The production ends with a return to Cho singing on stage to an enraptured audience. By constantly reminding us that the movie is a fairy-tale, “Chunhyang” is rewarded by the delight with which we believe in it.

MGM and Universal have joined forces to produce a predictably inferior sequel to “The Silence of the Lambs,” with Sir Anthony Hopkins back in the title role as Hannibal and Julianne Moore replacing Jodie Foster as FBI agent Clarice Starling. Based on a later novel by Thomas Harris, the movie opens 10 years after “Lambs.” Director Ridley Scott makes the material bloodier but less scary, and the duel between Dr. Hannibal Lecter and Clarice is diluted by excessive plotting.

The movie opens with Clarice leading an FBI team on a drug bust that is bungled. Her boss (Ray Liotta) wants her discredited, for unexplained bad reasons -- indeed, the FBI is presented so poisonously that one almost wants to join the agency as a protest. The news comes to the attention of Lecter, who is leading a polite, non-cannibalistic life in Florence.

Meanwhile we spend too much time at the magnificent estate of Mason Verger (played by an unbilled Gary Oldman), a frighteningly disfigured Hannibal victim who plays his role in a wheelchair. During an encounter that took place before the movie begins, Verger, under the influence of amyl nitrate, had been convinced by Lecter to cut off his face and feed it to the dogs. “It seemed like a good idea at the time,” he tells Clarice.
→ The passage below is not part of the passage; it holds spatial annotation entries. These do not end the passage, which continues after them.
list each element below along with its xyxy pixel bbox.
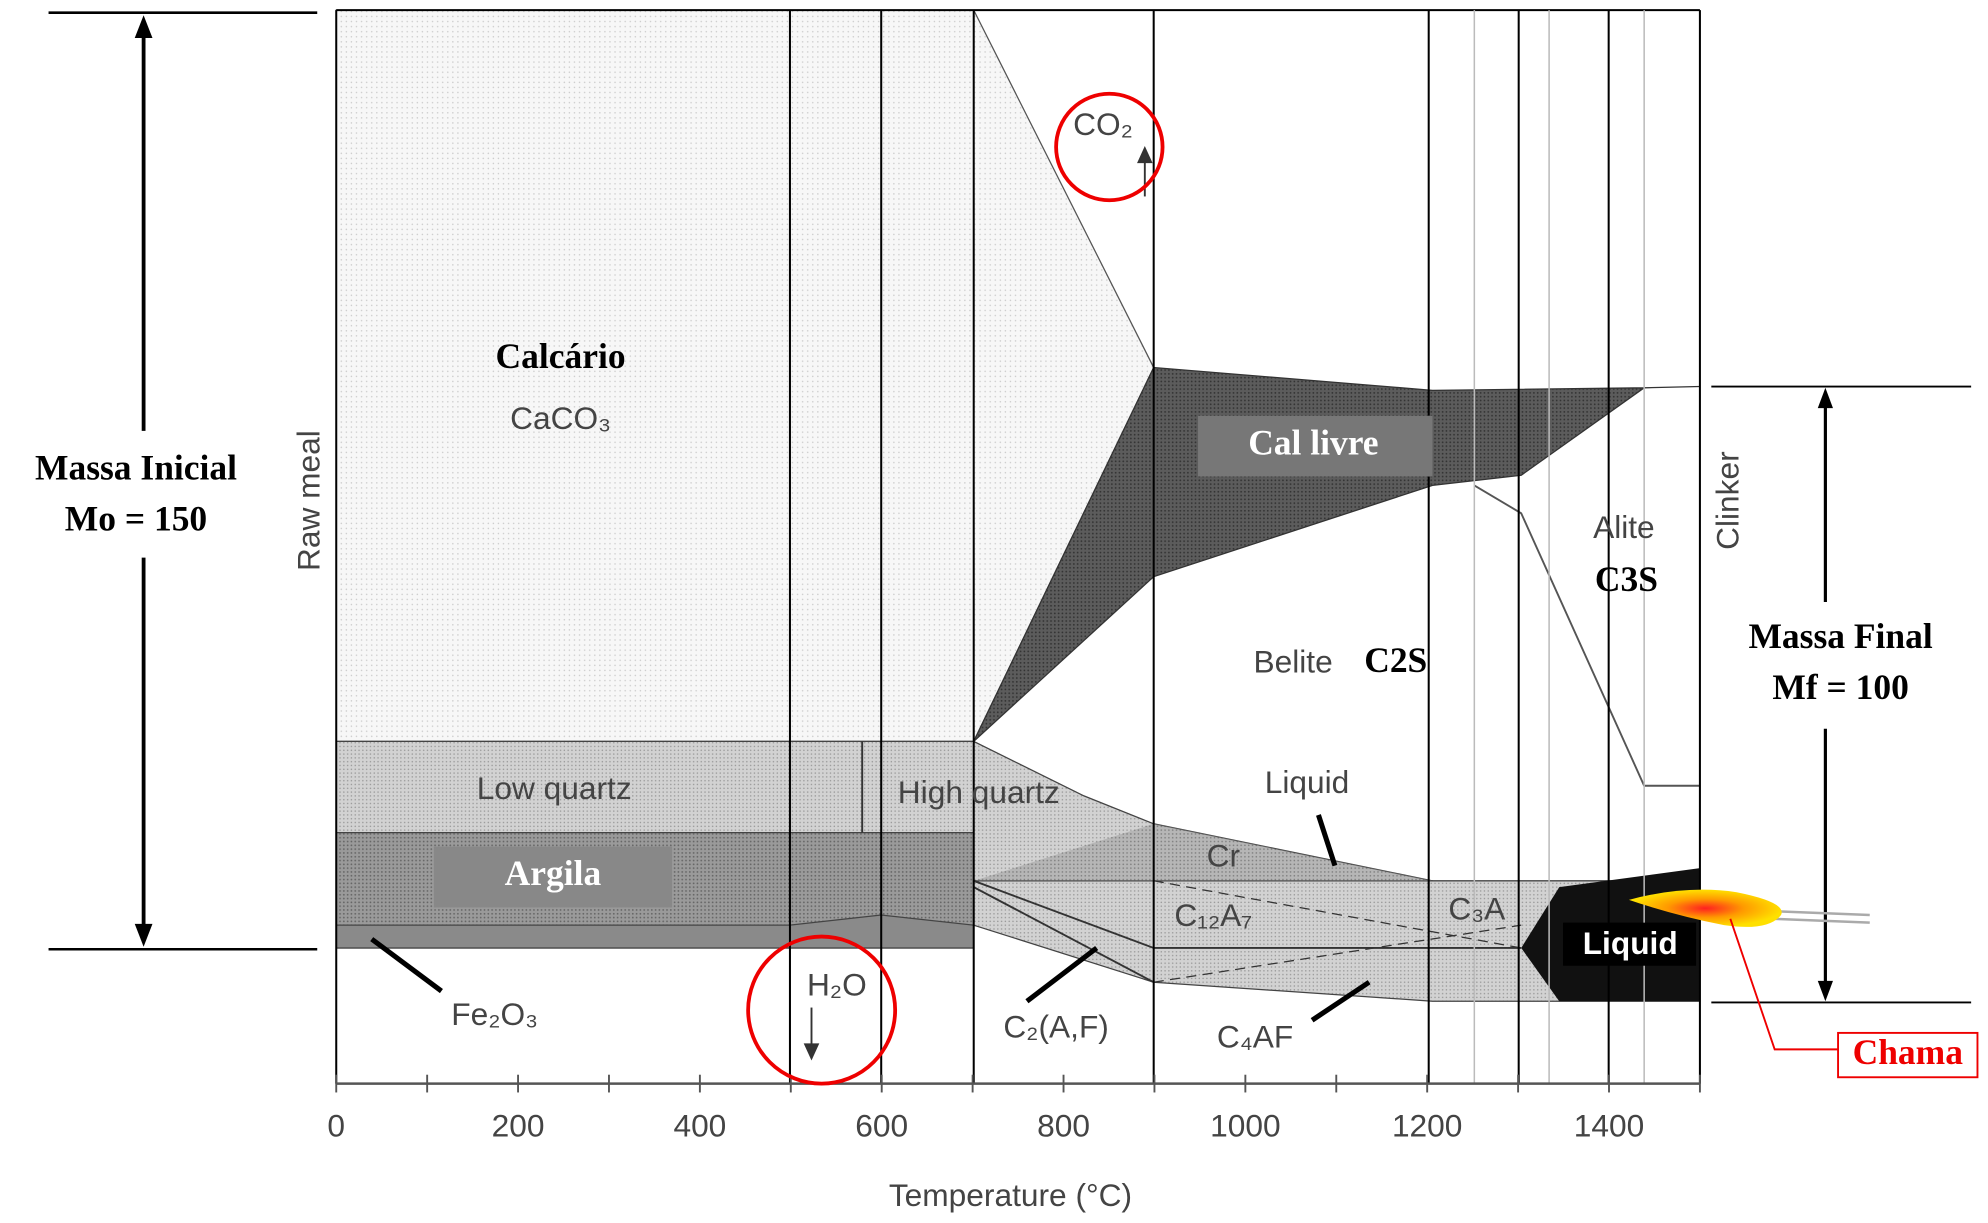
label: Calcário bbox=[496, 336, 626, 376]
label: C₂(A,F) bbox=[1003, 1008, 1109, 1044]
highlight bbox=[748, 937, 895, 1084]
label: C₁₂A₇ bbox=[1174, 897, 1252, 933]
x-tick-label: 600 bbox=[855, 1107, 908, 1143]
label: C₄AF bbox=[1217, 1019, 1293, 1055]
label: C2S bbox=[1364, 640, 1427, 680]
diagram: 0 200 400 600 800 1000 1200 1400 Temperature (°… bbox=[0, 0, 1988, 1223]
x-tick-label: 1400 bbox=[1574, 1107, 1644, 1143]
label: High quartz bbox=[898, 774, 1060, 810]
x-tick-label: 1000 bbox=[1210, 1107, 1280, 1143]
label: Fe₂O₃ bbox=[451, 996, 538, 1032]
label: H₂O bbox=[807, 967, 867, 1003]
label: Mo = 150 bbox=[65, 498, 207, 538]
label: Argila bbox=[505, 853, 602, 893]
label: Mf = 100 bbox=[1772, 667, 1908, 707]
label: Chama bbox=[1853, 1032, 1964, 1072]
label: CaCO₃ bbox=[510, 400, 611, 436]
x-tick-label: 400 bbox=[673, 1107, 726, 1143]
label: C3S bbox=[1595, 559, 1658, 599]
label: Low quartz bbox=[477, 770, 632, 806]
label: Raw meal bbox=[290, 430, 326, 571]
label: Cal livre bbox=[1248, 422, 1378, 462]
x-tick-label: 800 bbox=[1037, 1107, 1090, 1143]
x-tick-label: 200 bbox=[492, 1107, 545, 1143]
x-axis: 0 200 400 600 800 1000 1200 1400 bbox=[327, 1075, 1699, 1144]
axis-title: Temperature (°C) bbox=[889, 1177, 1132, 1213]
label: Massa Inicial bbox=[35, 448, 237, 488]
label: Liquid bbox=[1583, 925, 1678, 961]
label: Cr bbox=[1207, 837, 1241, 873]
x-tick-label: 1200 bbox=[1392, 1107, 1462, 1143]
label: Clinker bbox=[1710, 451, 1746, 550]
label: Massa Final bbox=[1748, 616, 1932, 656]
label: Liquid bbox=[1265, 764, 1350, 800]
x-tick-label: 0 bbox=[327, 1107, 345, 1143]
label: Alite bbox=[1593, 509, 1655, 545]
label: C₃A bbox=[1448, 891, 1506, 927]
label: Belite bbox=[1253, 643, 1332, 679]
label: CO₂ bbox=[1073, 106, 1133, 142]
Verger is prepared to spend his fortune to wreak a horrible revenge on the doctor and believes Clarice can be used as bait.

Though all this seems so incredibly overheated as to reach the level of tasteless humor, in Florence there are wonderfully presented fountains and street scenes, plus the one interesting character, Rinaldo Pazzi (Giancarlo Giannini), a police officer who hopes to collect the reward for capturing Lecter alive. Pazzi takes his wife to the opera, where they bump into Lecter, but Pazzi doesn’t pay enough attention when the latter connects his name with a remote ancestor who died by hanging. He fails to take necessary precautions and reenacts in spectacular fashion the fate of the medieval Pazzi.

Hopkins won an Academy Award for “The Silence of the Lambs.” He doesn’t make much of an effort this time. Unfailingly polite, precise in diction, he seems to feel superior to everything around him -- including his material. As Clarice says, Lecter “only eats the rude.” Lecter remains interested in her psychology, and she herself confesses “I can’t get him out of my mind,” but the relationship between them is never credible.

I am happy to comply with the producers’ request not to reveal the ending, which does include some shockingly sinister images, as well as others gross enough to satisfy the most jaded adolescent.

The whole movie is washed in endless choral music, a strangely inappropriate aesthetic choice. None of this will prevent the much-hyped “Hannibal” from being a hit. The most worrisome aspect is not the exploitation of the proven popularity of horror movies -- director Ridley Scott first made his name with “Alien” -- but that seeing “Hannibal” tends to make us not take real evil seriously. As if the effects of original sin are only to be found in over-the-top monsters!